When it comes to demographics, the sample data shows that members using the ACO pretty closely resemble those not using an ACO. We have a similar number of members with very similar resource utilization profiles in each group. That makes it a little easier to compare the two groups.
Next, let’s look at employer healthcare costs.
Our sample data on costs shows a divergence. The allowed amounts between ACO and non-ACO options are quite different, and you can see a PMPM allowed amount for medical plus prescriptions at $510 for the ACO and $577 for the non-ACO group.
When we compare the rates of preventive care among these members, we see that across the board, ACO participants are seeking preventive care screenings at slightly higher rates than those in the non-ACO group.
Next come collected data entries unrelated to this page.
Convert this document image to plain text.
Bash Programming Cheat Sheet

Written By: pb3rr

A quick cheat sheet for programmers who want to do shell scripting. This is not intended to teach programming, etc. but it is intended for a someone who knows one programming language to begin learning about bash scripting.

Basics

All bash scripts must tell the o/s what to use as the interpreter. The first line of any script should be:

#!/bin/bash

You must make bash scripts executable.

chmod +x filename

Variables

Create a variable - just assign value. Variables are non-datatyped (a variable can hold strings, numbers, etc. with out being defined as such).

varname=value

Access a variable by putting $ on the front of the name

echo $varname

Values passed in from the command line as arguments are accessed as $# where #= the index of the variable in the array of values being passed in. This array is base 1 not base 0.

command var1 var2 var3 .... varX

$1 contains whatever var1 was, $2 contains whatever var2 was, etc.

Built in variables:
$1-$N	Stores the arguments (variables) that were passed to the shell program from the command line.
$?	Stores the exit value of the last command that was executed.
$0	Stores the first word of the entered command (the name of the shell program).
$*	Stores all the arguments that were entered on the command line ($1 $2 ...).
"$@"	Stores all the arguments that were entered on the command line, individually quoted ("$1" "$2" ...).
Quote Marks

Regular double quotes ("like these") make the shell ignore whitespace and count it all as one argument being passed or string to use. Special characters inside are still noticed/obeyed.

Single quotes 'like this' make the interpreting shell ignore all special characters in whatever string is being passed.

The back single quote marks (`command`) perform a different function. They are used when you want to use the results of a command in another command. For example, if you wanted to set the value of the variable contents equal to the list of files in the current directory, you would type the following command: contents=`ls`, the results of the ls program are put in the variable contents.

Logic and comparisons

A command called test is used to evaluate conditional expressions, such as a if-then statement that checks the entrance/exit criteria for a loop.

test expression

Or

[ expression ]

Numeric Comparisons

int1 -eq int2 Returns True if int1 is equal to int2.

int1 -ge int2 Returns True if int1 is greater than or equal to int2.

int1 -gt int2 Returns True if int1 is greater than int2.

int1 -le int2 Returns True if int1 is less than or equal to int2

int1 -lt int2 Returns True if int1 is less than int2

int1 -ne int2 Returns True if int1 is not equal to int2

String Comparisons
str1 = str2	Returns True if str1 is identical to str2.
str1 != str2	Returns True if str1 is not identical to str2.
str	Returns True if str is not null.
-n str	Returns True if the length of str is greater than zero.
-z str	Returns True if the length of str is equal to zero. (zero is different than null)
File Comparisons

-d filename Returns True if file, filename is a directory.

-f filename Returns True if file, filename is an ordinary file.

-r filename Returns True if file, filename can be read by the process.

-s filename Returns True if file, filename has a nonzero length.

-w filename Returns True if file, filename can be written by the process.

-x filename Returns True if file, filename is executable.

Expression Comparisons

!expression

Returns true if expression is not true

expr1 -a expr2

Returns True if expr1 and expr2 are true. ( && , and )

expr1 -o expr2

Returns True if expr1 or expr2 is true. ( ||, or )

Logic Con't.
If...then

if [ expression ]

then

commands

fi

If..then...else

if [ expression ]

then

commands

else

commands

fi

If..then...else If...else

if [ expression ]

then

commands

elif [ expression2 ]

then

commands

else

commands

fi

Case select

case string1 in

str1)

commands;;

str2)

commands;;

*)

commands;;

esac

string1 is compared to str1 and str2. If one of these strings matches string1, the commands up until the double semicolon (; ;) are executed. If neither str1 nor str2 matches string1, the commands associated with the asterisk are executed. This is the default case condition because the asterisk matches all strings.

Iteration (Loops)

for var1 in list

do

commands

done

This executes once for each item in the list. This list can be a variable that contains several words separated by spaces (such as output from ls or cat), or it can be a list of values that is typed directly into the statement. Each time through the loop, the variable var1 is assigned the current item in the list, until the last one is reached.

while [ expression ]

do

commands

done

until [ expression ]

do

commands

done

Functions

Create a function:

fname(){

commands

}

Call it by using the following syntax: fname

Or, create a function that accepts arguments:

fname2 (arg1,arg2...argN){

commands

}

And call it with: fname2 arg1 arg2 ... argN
The breast cancer screening rates are particularly interesting, with 55.4% of ACO patients vs. 47.3% of non-ACO patients getting screened.
Finally, let’s take a look at gaps in care.
It’s a similar finding to the rates of preventive care, with ACOs consistently (though only slightly) outperforming non-ACOs in this sample data. So what conclusions can we draw from this data?
While the percentages aren’t dramatically different, these small measures can make a big difference in member health and well-being. We know that early screening for cancers can be the difference between a treatable illness/positive outcomes and severe illness/death. We know that preventive visits are correlated with better population health. We know that catching a disease early can make a huge difference in the patient’s treatment plan and quality of life, and also in the costs for payers.
ACOs, if they can deliver consistent results and high-quality care, can be an effective tool for employers looking to improve their population health.